Онъ пришелъ въ назначенное время, вынулъ складной ножъ и сталъ завтракать. Онъ былъ преисполненъ всякихъ надеждъ насчетъ «устройства своего джентльмена совсѣмъ по-джентльменски». Онъ убѣждалъ меня поскорѣе начать черпать изъ его бумажника, который оставилъ въ моемъ распоряженіи. Онъ считалъ мои комнаты и свою собственную квартиру лишь временной резиденціей и совѣтовалъ мнѣ немедленно искать гораздо болѣе богатой квартиры, – въ которой онъ могъ бы «поразмяться». Когда онъ кончилъ завтракать и вытиралъ ножъ о свое колѣно, я сказалъ ему безъ дальнѣйшихъ околичностей;

– Послѣ того, какъ вы ушли вчера вечеромъ, я разсказывалъ своему другу о той борьбѣ, за какою васъ застали солдаты на болотѣ, когда мы пришли. Вы помните?

– Помню ли? – сказалъ онъ. – Надѣюсь!

– Мы хотимъ знать побольше про этого человѣка – да и про васъ также. Странно какъ-то такъ мало знать, въ особенности про васъ, только то, что я могъ разсказать прошлою ночью. Теперь время очень удобное для разсказа.

– Хорошо, – сказалъ онъ, подумавши. – Вѣдь вы дали клятву, помните это, товарищъ Пипа?

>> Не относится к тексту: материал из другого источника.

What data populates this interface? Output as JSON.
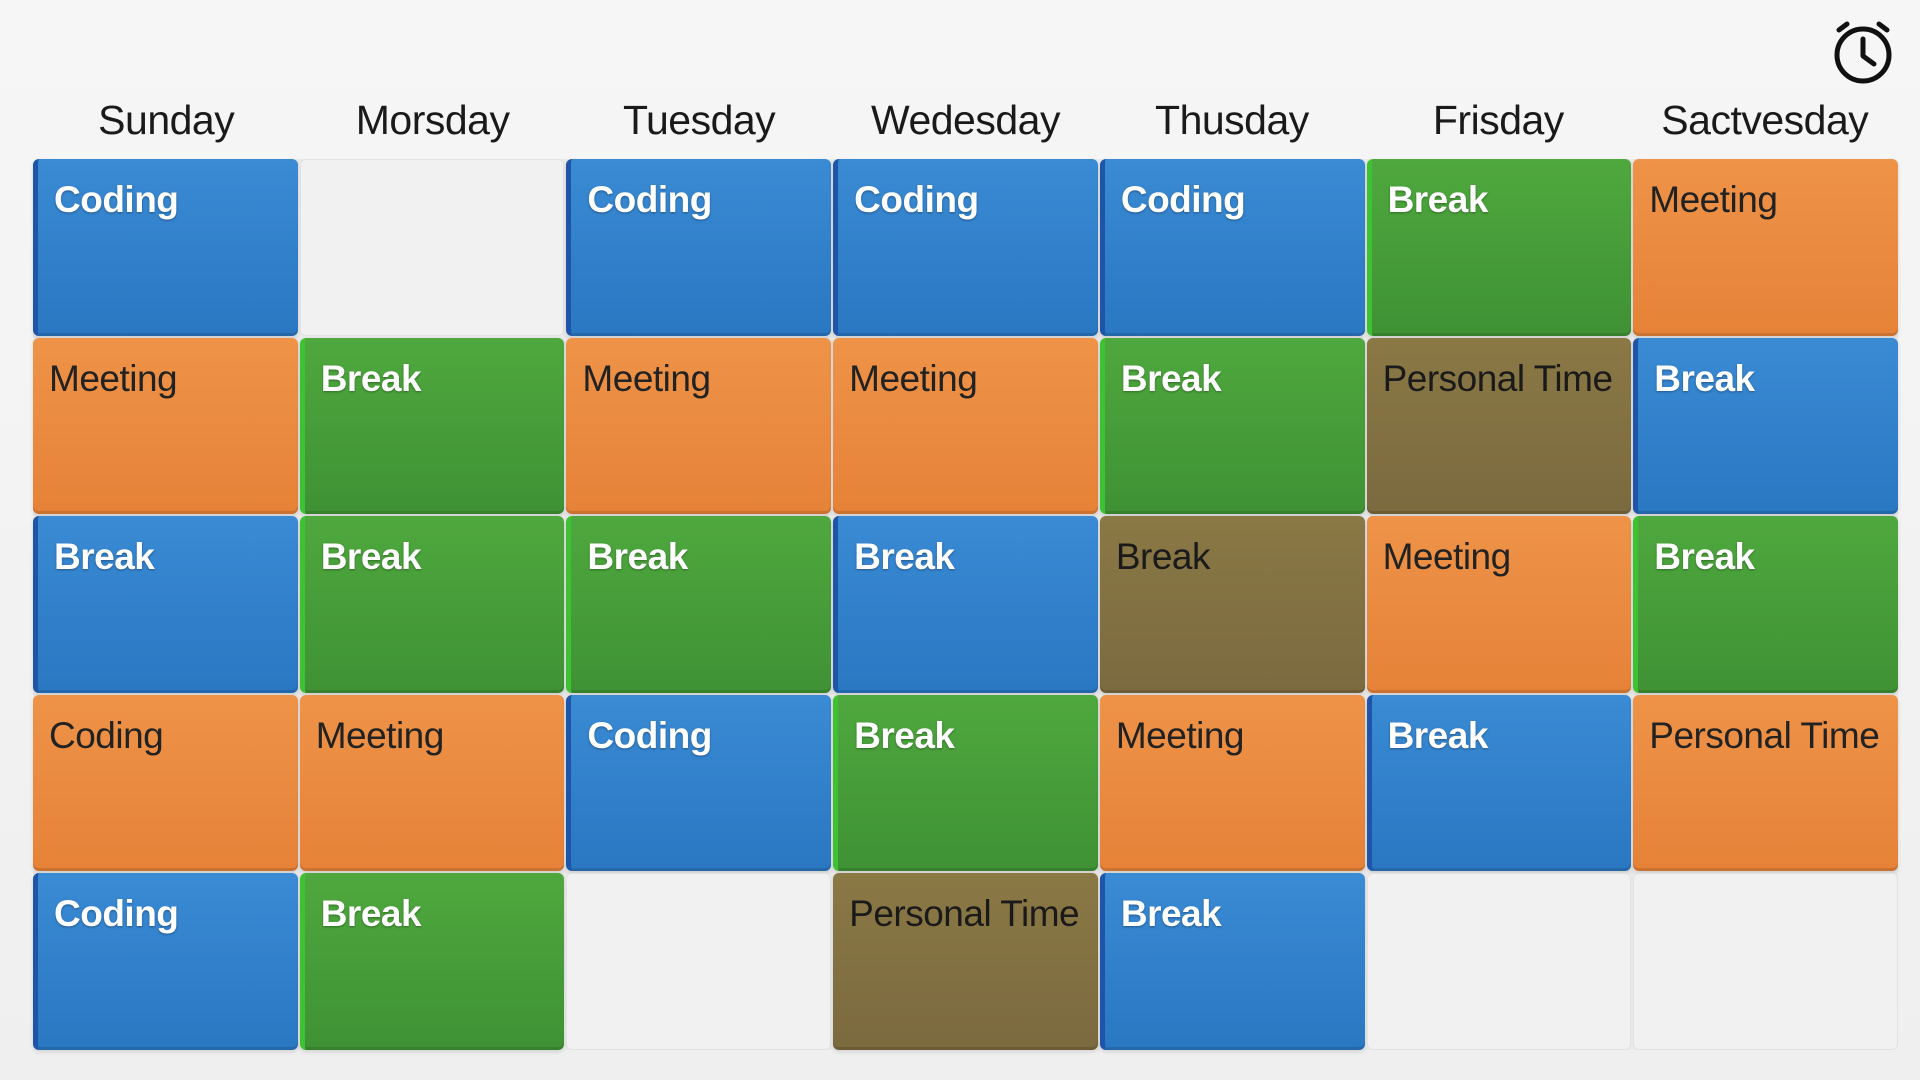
{
  "clock_icon": "alarm-clock-icon",
  "days": [
    "Sunday",
    "Morsday",
    "Tuesday",
    "Wedesday",
    "Thusday",
    "Frisday",
    "Sactvesday"
  ],
  "colors": {
    "blue": "#2a7bc6",
    "orange": "#e8873c",
    "green": "#45993a",
    "olive": "#7f6e41"
  },
  "rows": [
    [
      {
        "label": "Coding",
        "color": "blue"
      },
      {
        "label": "",
        "color": "empty"
      },
      {
        "label": "Coding",
        "color": "blue"
      },
      {
        "label": "Coding",
        "color": "blue"
      },
      {
        "label": "Coding",
        "color": "blue"
      },
      {
        "label": "Break",
        "color": "green"
      },
      {
        "label": "Meeting",
        "color": "orange"
      }
    ],
    [
      {
        "label": "Meeting",
        "color": "orange"
      },
      {
        "label": "Break",
        "color": "green"
      },
      {
        "label": "Meeting",
        "color": "orange"
      },
      {
        "label": "Meeting",
        "color": "orange"
      },
      {
        "label": "Break",
        "color": "green"
      },
      {
        "label": "Personal Time",
        "color": "olive"
      },
      {
        "label": "Break",
        "color": "blue"
      }
    ],
    [
      {
        "label": "Break",
        "color": "blue"
      },
      {
        "label": "Break",
        "color": "green"
      },
      {
        "label": "Break",
        "color": "green"
      },
      {
        "label": "Break",
        "color": "blue"
      },
      {
        "label": "Break",
        "color": "olive"
      },
      {
        "label": "Meeting",
        "color": "orange"
      },
      {
        "label": "Break",
        "color": "green"
      }
    ],
    [
      {
        "label": "Coding",
        "color": "orange"
      },
      {
        "label": "Meeting",
        "color": "orange"
      },
      {
        "label": "Coding",
        "color": "blue"
      },
      {
        "label": "Break",
        "color": "green"
      },
      {
        "label": "Meeting",
        "color": "orange"
      },
      {
        "label": "Break",
        "color": "blue"
      },
      {
        "label": "Personal Time",
        "color": "orange"
      }
    ],
    [
      {
        "label": "Coding",
        "color": "blue"
      },
      {
        "label": "Break",
        "color": "green"
      },
      {
        "label": "",
        "color": "empty"
      },
      {
        "label": "Personal Time",
        "color": "olive"
      },
      {
        "label": "Break",
        "color": "blue"
      },
      {
        "label": "",
        "color": "empty"
      },
      {
        "label": "",
        "color": "empty"
      }
    ]
  ]
}
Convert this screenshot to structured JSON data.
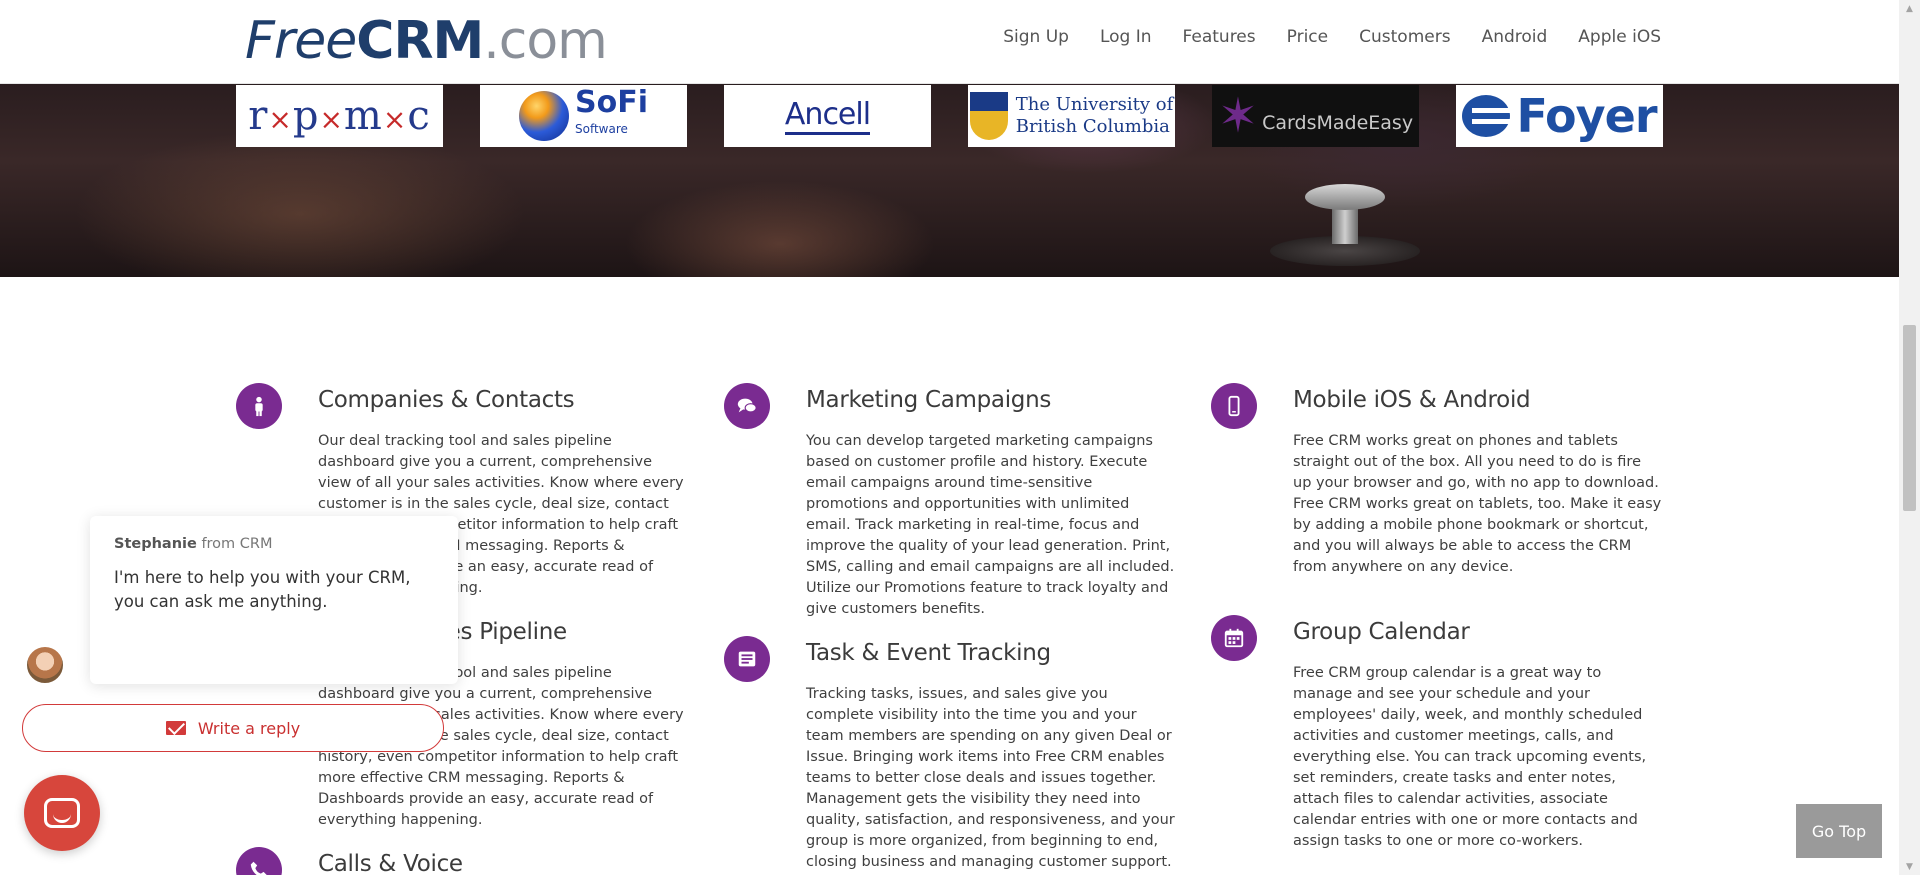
{
  "header": {
    "logo": {
      "part1": "Free",
      "part2": "CRM",
      "part3": ".com"
    },
    "nav": [
      {
        "label": "Sign Up"
      },
      {
        "label": "Log In"
      },
      {
        "label": "Features"
      },
      {
        "label": "Price"
      },
      {
        "label": "Customers"
      },
      {
        "label": "Android"
      },
      {
        "label": "Apple iOS"
      }
    ]
  },
  "clients": {
    "rpmc": {
      "r": "r",
      "p": "p",
      "m": "m",
      "c": "c",
      "sep": "×"
    },
    "sofi": {
      "name": "SoFi",
      "sub": "Software"
    },
    "ancell": {
      "name": "Ancell"
    },
    "ubc": {
      "mark": "UBC",
      "line1": "The University of",
      "line2": "British Columbia"
    },
    "cardsmadeeasy": {
      "name": "CardsMadeEasy"
    },
    "foyer": {
      "name": "Foyer"
    }
  },
  "features": [
    {
      "icon": "person-icon",
      "title": "Companies & Contacts",
      "body": "Our deal tracking tool and sales pipeline dashboard give you a current, comprehensive view of all your sales activities. Know where every customer is in the sales cycle, deal size, contact history, even competitor information to help craft more effective CRM messaging. Reports & Dashboards provide an easy, accurate read of everything happening."
    },
    {
      "icon": "chat-bubbles-icon",
      "title": "Marketing Campaigns",
      "body": "You can develop targeted marketing campaigns based on customer profile and history. Execute email campaigns around time-sensitive promotions and opportunities with unlimited email. Track marketing in real-time, focus and improve the quality of your lead generation. Print, SMS, calling and email campaigns are all included. Utilize our Promotions feature to track loyalty and give customers benefits."
    },
    {
      "icon": "mobile-phone-icon",
      "title": "Mobile iOS & Android",
      "body": "Free CRM works great on phones and tablets straight out of the box. All you need to do is fire up your browser and go, with no app to download. Free CRM works great on tablets, too. Make it easy by adding a mobile phone bookmark or shortcut, and you will always be able to access the CRM from anywhere on any device."
    },
    {
      "icon": "funnel-icon",
      "title": "Deals & Sales Pipeline",
      "body": "Our deal tracking tool and sales pipeline dashboard give you a current, comprehensive view of all your sales activities. Know where every customer is in the sales cycle, deal size, contact history, even competitor information to help craft more effective CRM messaging. Reports & Dashboards provide an easy, accurate read of everything happening."
    },
    {
      "icon": "task-list-icon",
      "title": "Task & Event Tracking",
      "body": "Tracking tasks, issues, and sales give you complete visibility into the time you and your team members are spending on any given Deal or Issue. Bringing work items into Free CRM enables teams to better close deals and issues together. Management gets the visibility they need into quality, satisfaction, and responsiveness, and your group is more organized, from beginning to end, closing business and managing customer support."
    },
    {
      "icon": "calendar-icon",
      "title": "Group Calendar",
      "body": "Free CRM group calendar is a great way to manage and see your schedule and your employees' daily, week, and monthly scheduled activities and customer meetings, calls, and everything else. You can track upcoming events, set reminders, create tasks and enter notes, attach files to calendar activities, associate calendar entries with one or more contacts and assign tasks to one or more co-workers."
    },
    {
      "icon": "phone-icon",
      "title": "Calls & Voice",
      "body": ""
    }
  ],
  "chat": {
    "sender": "Stephanie",
    "from_label": "from CRM",
    "message": "I'm here to help you with your CRM, you can ask me anything.",
    "reply_label": "Write a reply"
  },
  "go_top": {
    "label": "Go Top"
  },
  "colors": {
    "accent": "#7a2b91",
    "brand": "#1f3e6b",
    "chat_red": "#d7463c"
  }
}
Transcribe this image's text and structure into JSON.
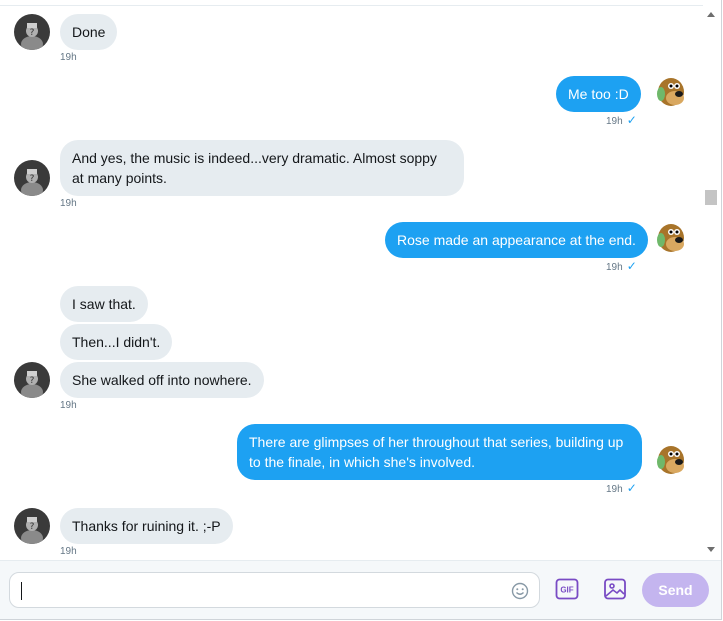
{
  "messages": [
    {
      "side": "in",
      "avatar": "user-avatar-hat",
      "lines": [
        "Done"
      ],
      "time": "19h"
    },
    {
      "side": "out",
      "avatar": "user-avatar-dog",
      "lines": [
        "Me too :D"
      ],
      "time": "19h"
    },
    {
      "side": "in",
      "avatar": "user-avatar-hat",
      "lines": [
        "And yes, the music is indeed...very dramatic. Almost soppy at many points."
      ],
      "time": "19h"
    },
    {
      "side": "out",
      "avatar": "user-avatar-dog",
      "lines": [
        "Rose made an appearance at the end."
      ],
      "time": "19h"
    },
    {
      "side": "in",
      "avatar": "user-avatar-hat",
      "lines": [
        "I saw that.",
        "Then...I didn't.",
        "She walked off into nowhere."
      ],
      "time": "19h"
    },
    {
      "side": "out",
      "avatar": "user-avatar-dog",
      "lines": [
        "There are glimpses of her throughout that series, building up to the finale, in which she's involved."
      ],
      "time": "19h"
    },
    {
      "side": "in",
      "avatar": "user-avatar-hat",
      "lines": [
        "Thanks for ruining it. ;-P"
      ],
      "time": "19h"
    }
  ],
  "composer": {
    "placeholder": "",
    "value": "",
    "emoji_icon": "smiley-icon",
    "gif_label": "GIF",
    "image_icon": "image-icon",
    "send_label": "Send"
  },
  "colors": {
    "outgoing": "#1da1f2",
    "incoming": "#e6ecf0",
    "send_disabled": "#c4b5ef",
    "accent_purple": "#794bc4"
  }
}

– Разумѣется, – отвѣчалъ Гербертъ.

– И клятва касается всего, что я скажу, – настаивалъ онъ.

– Я такъ это понимаю.

– И еще вотъ что: что бы я ни сдѣлалъ, я искупилъ и заплатилъ за это, – настаивалъ онъ дальше.

– Пусть будетъ такъ.

Онъ вынулъ трубку изо рта и собрался набить ее табакомъ, но раздумалъ, найдя, повидимому, что куреніе помѣшаетъ разсказу. Онъ спряталъ табакъ и, засунувъ трубку въ одну изъ петель сюртука, положилъ руки на колѣни, сердито поглядѣлъ на огонь, помолчалъ нѣкоторое время и затѣмъ, оглядѣвъ насъ, сталъ разсказывать слѣдующее.

ГЛАВА VIII

– «Милый мальчикъ и товарищъ Пипа! Я не стану разсказывать вамъ свою жизнь, какъ пѣсню или повѣсть изъ книжки. Я скажу вамъ коротко и ясно, не обинуясь. Жизнь моя прошла такъ: посадятъ въ тюрьму и выпустятъ, посадятъ въ тюрьму и выпустятъ. Вотъ такъ и проходила моя жизнь вплоть до того времени, когда я убѣжалъ съ понтоновъ и подружился съ Пипомъ.

„Я зналъ, что мое прозвище Магвичъ, въ св. крещеніи Авель. Какъ я это узналъ? А такъ же точно, какъ узналъ названія птицъ: воробьевъ, зябликовъ, дроздовъ. Я могъ бы подумать, что все это ложь, но такъ какъ названія птицъ оказались вѣрными, то я подумалъ, что и мое имя вѣрно.

„Какъ только себя запомню, и не встрѣчалъ души человѣческой, которая бы пожалѣла маленькаго Авеля Магвича, а всѣ-то его боялись и гнали прочь или сажали въ тюрьму. Сажали меня въ тюрьму, сажали, сажали, такъ что я и счетъ потерялъ.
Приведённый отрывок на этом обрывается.